Si elle évita soigneusement toute allusion au passé, le baron de son côté affecta de ne se souvenir de rien.
Il se montra vis-à-vis de sa femme plein d'attentions et de prévenances, et Victorine put croire un instant que son plan avait échoué et que cet incident, qui aurait pu être funeste, avait au contraire servi à sceller la réconciliation des deux époux.
Quels étaient le but et la pensée secrète du baron, et que signifiait ce brusque changement d'allures?
Regrettait-il sincèrement sa brutalité et était-ce de sa part une suprême tentative pour regagner l'estime de cette femme qu'il avait choisie, qu'il aimait peut-être et que dans tous les cas il désirait?

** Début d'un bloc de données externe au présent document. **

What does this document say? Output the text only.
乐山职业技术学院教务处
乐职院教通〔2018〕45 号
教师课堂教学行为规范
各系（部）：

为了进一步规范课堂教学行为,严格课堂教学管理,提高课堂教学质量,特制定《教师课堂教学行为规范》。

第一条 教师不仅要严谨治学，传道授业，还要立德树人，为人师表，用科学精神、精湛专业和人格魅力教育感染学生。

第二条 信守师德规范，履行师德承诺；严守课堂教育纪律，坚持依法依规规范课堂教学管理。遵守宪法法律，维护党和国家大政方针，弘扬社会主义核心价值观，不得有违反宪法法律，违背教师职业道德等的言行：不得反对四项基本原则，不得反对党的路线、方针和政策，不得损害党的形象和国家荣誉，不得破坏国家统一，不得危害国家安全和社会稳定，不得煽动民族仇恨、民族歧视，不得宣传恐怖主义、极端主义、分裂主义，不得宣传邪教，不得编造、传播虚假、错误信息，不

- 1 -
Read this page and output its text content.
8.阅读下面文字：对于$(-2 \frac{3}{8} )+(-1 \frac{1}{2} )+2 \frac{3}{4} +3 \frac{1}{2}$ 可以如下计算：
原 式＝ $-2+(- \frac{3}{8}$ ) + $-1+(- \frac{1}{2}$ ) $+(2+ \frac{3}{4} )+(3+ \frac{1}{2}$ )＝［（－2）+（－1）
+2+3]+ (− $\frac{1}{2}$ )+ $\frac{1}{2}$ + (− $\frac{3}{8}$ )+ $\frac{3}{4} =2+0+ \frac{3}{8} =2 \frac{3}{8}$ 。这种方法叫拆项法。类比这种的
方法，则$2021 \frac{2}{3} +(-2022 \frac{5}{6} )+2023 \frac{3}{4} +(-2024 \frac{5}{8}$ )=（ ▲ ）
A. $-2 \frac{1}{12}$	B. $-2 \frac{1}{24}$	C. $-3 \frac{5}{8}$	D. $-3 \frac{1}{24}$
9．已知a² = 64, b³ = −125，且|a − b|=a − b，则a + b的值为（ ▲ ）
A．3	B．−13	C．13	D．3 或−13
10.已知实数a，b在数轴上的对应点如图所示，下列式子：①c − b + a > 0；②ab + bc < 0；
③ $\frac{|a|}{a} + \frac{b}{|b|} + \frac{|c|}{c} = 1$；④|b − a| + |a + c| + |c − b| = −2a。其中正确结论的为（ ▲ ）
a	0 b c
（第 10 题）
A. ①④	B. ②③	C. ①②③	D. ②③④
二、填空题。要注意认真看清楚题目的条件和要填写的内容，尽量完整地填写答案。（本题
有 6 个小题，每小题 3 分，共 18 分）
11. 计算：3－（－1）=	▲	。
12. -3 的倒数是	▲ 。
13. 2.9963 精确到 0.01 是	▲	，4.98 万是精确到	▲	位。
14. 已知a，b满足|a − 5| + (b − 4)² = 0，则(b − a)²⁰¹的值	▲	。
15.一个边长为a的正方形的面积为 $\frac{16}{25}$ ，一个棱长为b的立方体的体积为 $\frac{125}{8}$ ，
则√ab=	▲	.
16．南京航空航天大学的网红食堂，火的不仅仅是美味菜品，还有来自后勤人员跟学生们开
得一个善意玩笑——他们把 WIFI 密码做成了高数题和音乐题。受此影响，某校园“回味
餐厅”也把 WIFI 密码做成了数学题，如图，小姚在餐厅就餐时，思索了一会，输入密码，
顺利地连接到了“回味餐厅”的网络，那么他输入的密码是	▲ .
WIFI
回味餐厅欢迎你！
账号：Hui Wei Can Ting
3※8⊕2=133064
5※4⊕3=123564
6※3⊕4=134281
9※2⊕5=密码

Ou bien agissait-il en vue simplement de prendre ses précautions vis-à-vis de cette créature énigmatique et courageuse, qui l'avait pénétré d'un coup d'œil, qui semblait tout savoir sur lui par simple intuition?
Pauline était-elle l'amie qu'on cherchait à se concilier de nouveau... ou l'ennemie dont on désirait la mort au fond du cœur?

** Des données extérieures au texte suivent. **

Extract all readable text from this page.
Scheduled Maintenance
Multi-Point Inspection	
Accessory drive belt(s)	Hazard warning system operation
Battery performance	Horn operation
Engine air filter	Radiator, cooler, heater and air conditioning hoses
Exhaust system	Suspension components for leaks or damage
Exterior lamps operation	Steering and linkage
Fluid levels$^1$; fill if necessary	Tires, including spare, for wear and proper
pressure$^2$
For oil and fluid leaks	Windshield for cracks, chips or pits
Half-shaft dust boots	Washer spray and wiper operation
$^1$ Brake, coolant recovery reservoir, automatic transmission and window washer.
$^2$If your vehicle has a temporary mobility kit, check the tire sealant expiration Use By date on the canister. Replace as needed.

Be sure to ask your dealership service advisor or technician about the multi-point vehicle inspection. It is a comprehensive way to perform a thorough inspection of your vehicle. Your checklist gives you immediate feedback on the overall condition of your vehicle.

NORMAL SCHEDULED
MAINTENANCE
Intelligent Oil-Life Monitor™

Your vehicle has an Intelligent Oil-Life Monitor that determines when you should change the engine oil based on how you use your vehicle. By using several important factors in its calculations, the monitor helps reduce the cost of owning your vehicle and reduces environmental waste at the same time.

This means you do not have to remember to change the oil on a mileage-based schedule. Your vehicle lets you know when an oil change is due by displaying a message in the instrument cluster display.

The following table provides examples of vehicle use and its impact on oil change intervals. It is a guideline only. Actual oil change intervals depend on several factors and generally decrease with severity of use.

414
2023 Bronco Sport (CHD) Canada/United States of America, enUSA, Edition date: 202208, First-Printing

Sans oser résoudre ce problème redoutable, la jeune femme penchait plutôt vers la dernière hypothèse. Elle devinait la griffe acérée du tigre sous cette patte de velours.
Tout en feignant de se laisser prendre à cette apparente soumission, elle en profita pour manifester quelques petites exigences auxquelles Pottemain accéda aussitôt.
Comme elle se défiait du personnel qui l'entourait, et en particulier de Victorine, elle voulut que Jeannolin fût chargé de son service particulier.
Les événements tragiques qui s'étaient succédé l'avaient empêchée de demander à nouveau le renvoi de cette fille, et pour la remercier de cette discrétion, Pottemain n'avait plus parlé de déférer aux tribunaux le petit pâtre.